Büyüklerimiz bazı şeyleri yanlış bilir
Güzin Abla’cığım... 16 yaşında bir kızım. Annem adet dönemlerimde yıkanmamın sakıncalı olduğunu söylüyor ve bu konuda ısrar ediyor. Oysa ben yıkandığımda kendimi
çok daha huzurlu hissediyorum. Ne dersiniz? Bu konuda bana güvenebileceğim bir cevap verebilir misiniz? ◊ Rumuz: T.S.
YANIT
Sevgili kızım, yıllar önce ben de bu konuyu kadın doğum uzmanımla görüşmüştüm. Çünkü büyüklerimizin düşüncesi hep senin anneninkinin düzeyindeydi. “Yıkanmak adeti engeller, mikrop kaparsın” derlerdi. Oysa bu düşüncenin yanlış olduğu çoktan biliniyor. Temizlikten hiçbir zarar gelmez kızım, tam tersine kirlenmek kirli kalmak mikroplara açık zemin hazırlar vücudumuzda. Periyod zamanlarında gerçekten bazı kadınlar adetliyken banyo yapmayı sakıncalı bulur.
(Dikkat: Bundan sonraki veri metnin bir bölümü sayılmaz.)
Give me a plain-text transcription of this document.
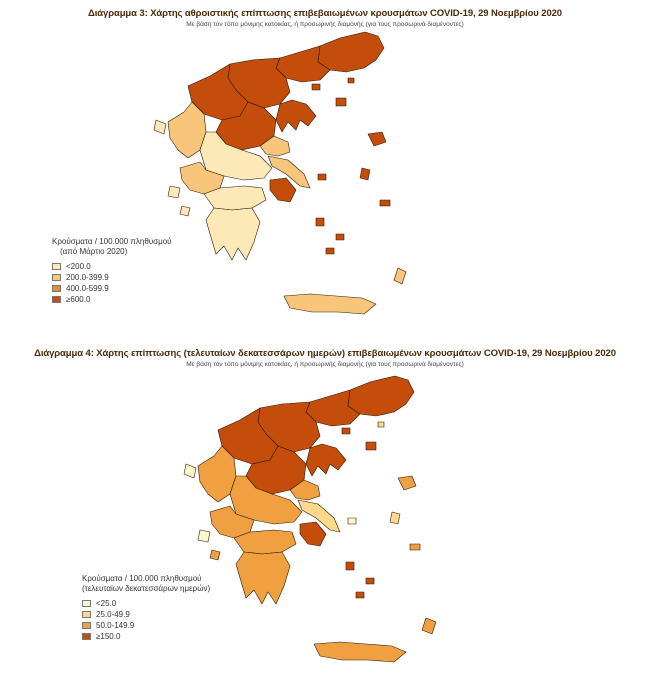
Διάγραμμα 3: Χάρτης αθροιστικής επίπτωσης επιβεβαιωμένων κρουσμάτων COVID-19, 29 Νοεμβρίου 2020
Με βάση τον τόπο μόνιμης κατοικίας, ή προσωρινής διαμονής (για τους προσωρινά διαμένοντες)
Κρούσματα / 100.000 πληθυσμού
(από Μάρτιο 2020)
<200.0
200.0-399.9
400.0-599.9
≥600.0
Διάγραμμα 4: Χάρτης επίπτωσης (τελευταίων δεκατεσσάρων ημερών) επιβεβαιωμένων κρουσμάτων COVID-19, 29 Νοεμβρίου 2020
Με βάση τον τόπο μόνιμης κατοικίας, ή προσωρινής διαμονής (για τους προσωρινά διαμένοντες)
Κρούσματα / 100.000 πληθυσμού
(τελευταίων δεκατεσσάρων ημερών)
<25.0
25.0-49.9
50.0-149.9
≥150.0
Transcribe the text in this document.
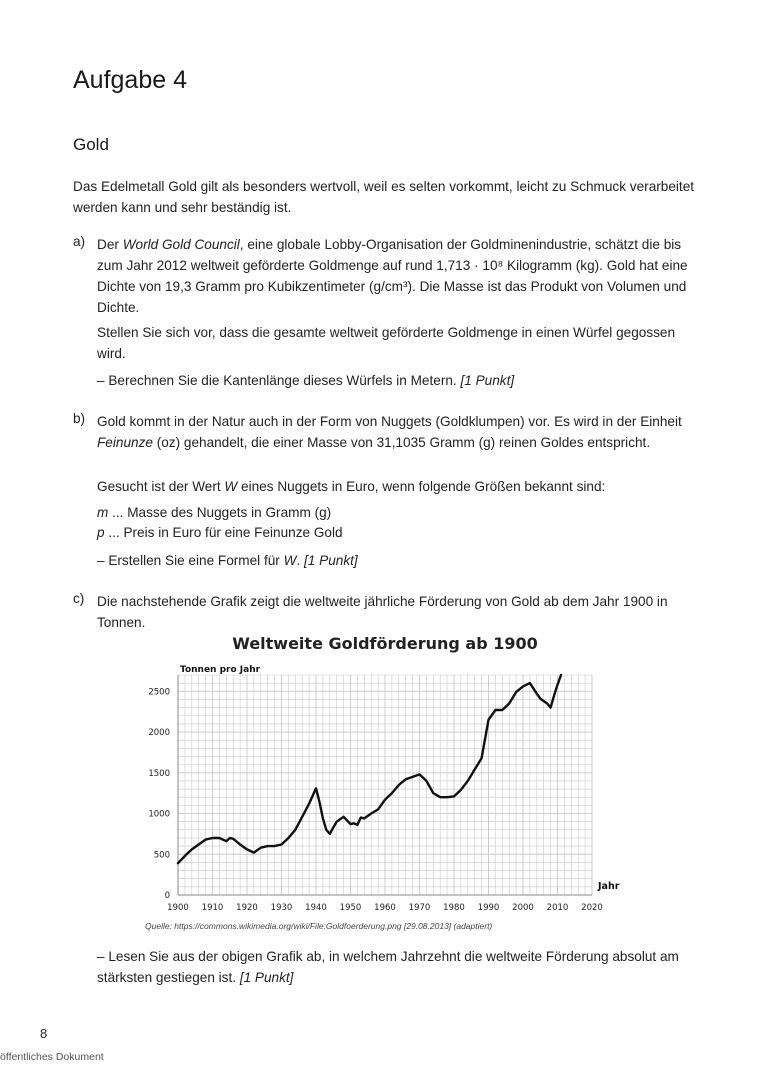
Aufgabe 4
Gold

Das Edelmetall Gold gilt als besonders wertvoll, weil es selten vorkommt, leicht zu Schmuck verarbeitet werden kann und sehr beständig ist.

a) Der World Gold Council, eine globale Lobby-Organisation der Goldminenindustrie, schätzt die bis zum Jahr 2012 weltweit geförderte Goldmenge auf rund 1,713 · 10⁸ Kilogramm (kg). Gold hat eine Dichte von 19,3 Gramm pro Kubikzentimeter (g/cm³). Die Masse ist das Produkt von Volumen und Dichte.

Stellen Sie sich vor, dass die gesamte weltweit geförderte Goldmenge in einen Würfel gegossen wird.

– Berechnen Sie die Kantenlänge dieses Würfels in Metern. [1 Punkt]

b) Gold kommt in der Natur auch in der Form von Nuggets (Goldklumpen) vor. Es wird in der Einheit Feinunze (oz) gehandelt, die einer Masse von 31,1035 Gramm (g) reinen Goldes entspricht.

Gesucht ist der Wert W eines Nuggets in Euro, wenn folgende Größen bekannt sind:

m ... Masse des Nuggets in Gramm (g)

p ... Preis in Euro für eine Feinunze Gold

– Erstellen Sie eine Formel für W. [1 Punkt]

c) Die nachstehende Grafik zeigt die weltweite jährliche Förderung von Gold ab dem Jahr 1900 in Tonnen.

Weltweite Goldförderung ab 1900
0
500
1000
1500
2000
2500
1900 1910 1920 1930 1940 1950 1960 1970 1980 1990 2000 2010 2020
Tonnen pro Jahr
Jahr
Quelle: https://commons.wikimedia.org/wiki/File:Goldfoerderung.png [29.08.2013] (adaptiert)

– Lesen Sie aus der obigen Grafik ab, in welchem Jahrzehnt die weltweite Förderung absolut am stärksten gestiegen ist. [1 Punkt]

8
öffentliches Dokument
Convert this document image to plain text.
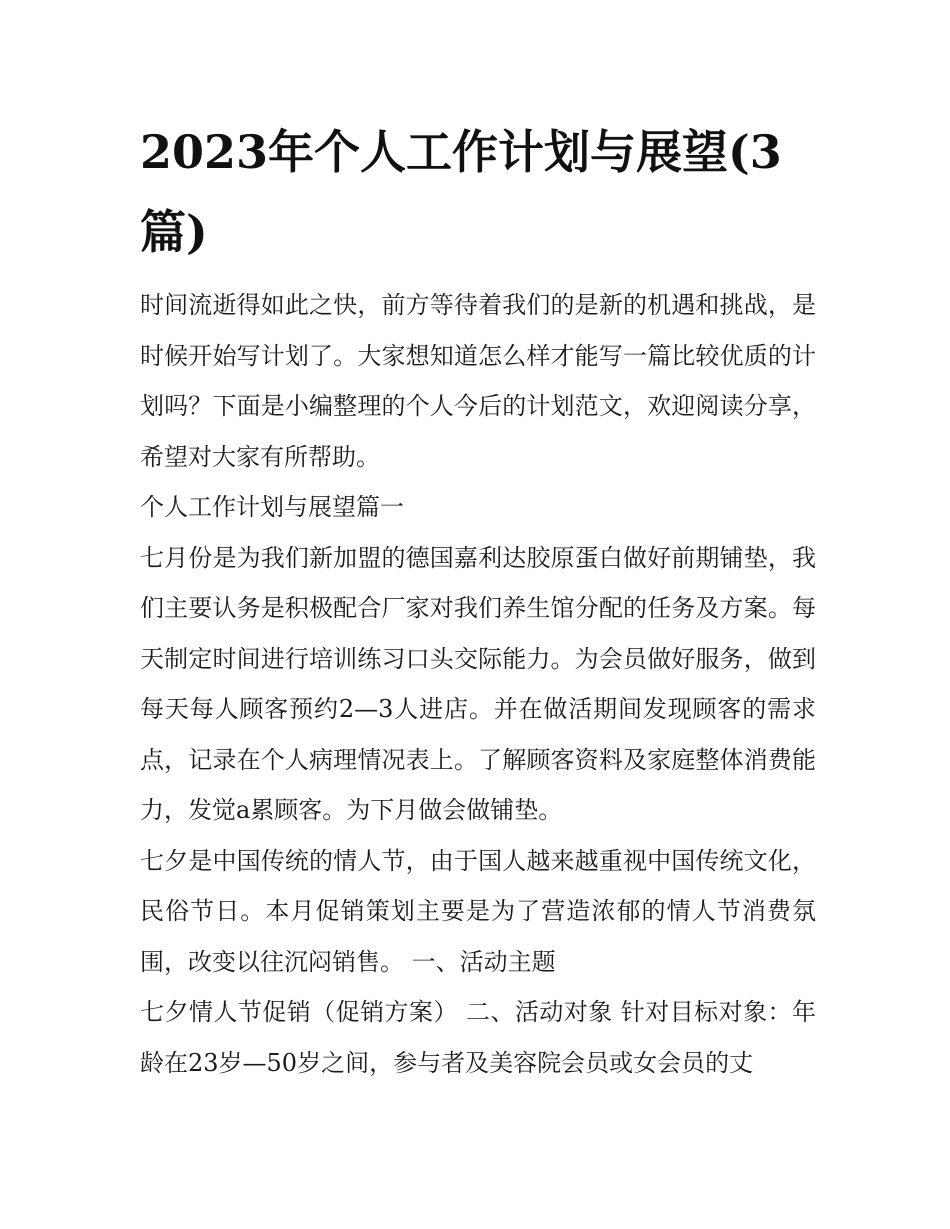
2023年个人工作计划与展望(3篇)

时间流逝得如此之快，前方等待着我们的是新的机遇和挑战，是时候开始写计划了。大家想知道怎么样才能写一篇比较优质的计划吗？下面是小编整理的个人今后的计划范文，欢迎阅读分享，希望对大家有所帮助。

个人工作计划与展望篇一

七月份是为我们新加盟的德国嘉利达胶原蛋白做好前期铺垫，我们主要认务是积极配合厂家对我们养生馆分配的任务及方案。每天制定时间进行培训练习口头交际能力。为会员做好服务，做到每天每人顾客预约2—3人进店。并在做活期间发现顾客的需求点，记录在个人病理情况表上。了解顾客资料及家庭整体消费能力，发觉a累顾客。为下月做会做铺垫。

七夕是中国传统的情人节，由于国人越来越重视中国传统文化，民俗节日。本月促销策划主要是为了营造浓郁的情人节消费氛围，改变以往沉闷销售。 一、活动主题

七夕情人节促销（促销方案） 二、活动对象 针对目标对象：年龄在23岁—50岁之间，参与者及美容院会员或女会员的丈
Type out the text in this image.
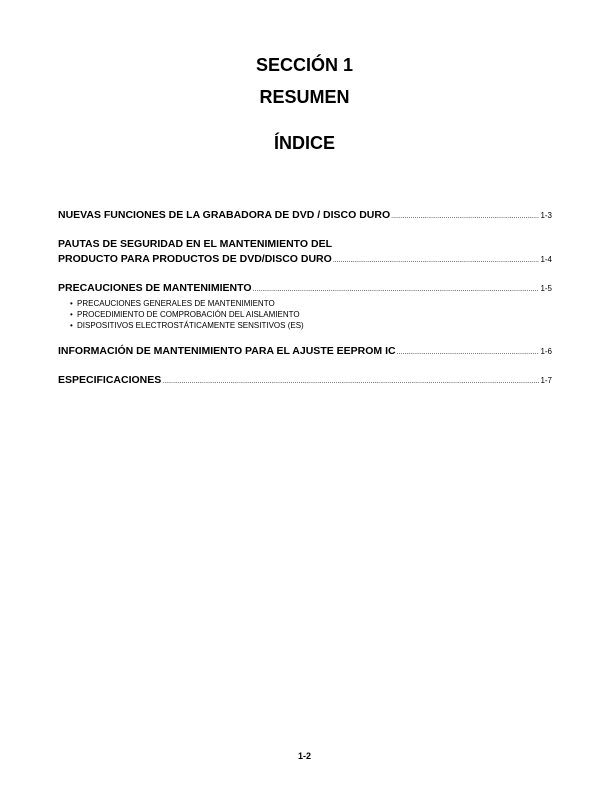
SECCIÓN 1
RESUMEN
ÍNDICE
NUEVAS FUNCIONES DE LA GRABADORA DE DVD / DISCO DURO .....	1-3
PAUTAS DE SEGURIDAD EN EL MANTENIMIENTO DEL
PRODUCTO PARA PRODUCTOS DE DVD/DISCO DURO .....	1-4
PRECAUCIONES DE MANTENIMIENTO .....	1-5
• PRECAUCIONES GENERALES DE MANTENIMIENTO
• PROCEDIMIENTO DE COMPROBACIÓN DEL AISLAMIENTO
• DISPOSITIVOS ELECTROSTÁTICAMENTE SENSITIVOS (ES)
INFORMACIÓN DE MANTENIMIENTO PARA EL AJUSTE EEPROM IC .....	1-6
ESPECIFICACIONES .....	1-7
1-2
Bu tamamen yanlıştır. Aksine adetliyken daha sık yıkanmak gerekir.
İnsanlara güvenemiyorum
Güzin Abla, ben çok mutsuzum. Aslında mutlu olduğum bir hayatım, birlikte olmayı sevdiğim arkadaşlarım vardı. Daha sonra bu arkadaşlarımın hiç de güvendiğim gibi insanlar olmadığını fark ettim. Sence ne yapmalı nasıl düşünmeliyim de mutlu olmalıyım? ◊ Rumuz: mutsuzluk
YANIT
Sevgili okurum, mutsuzluk çağımızın en önemli sorunu. Güvensizlik ve inançsızlıkla da birleştiğinde insana yaşam kaygısı getiriyor elbette. Kimse kimsenin derdini dinlemek istemiyor. Bu yüzden sevgili kızım, mutsuzluğunun nedenini boş yere kendinde arama. Sen normalsin ama anormallik çevrende.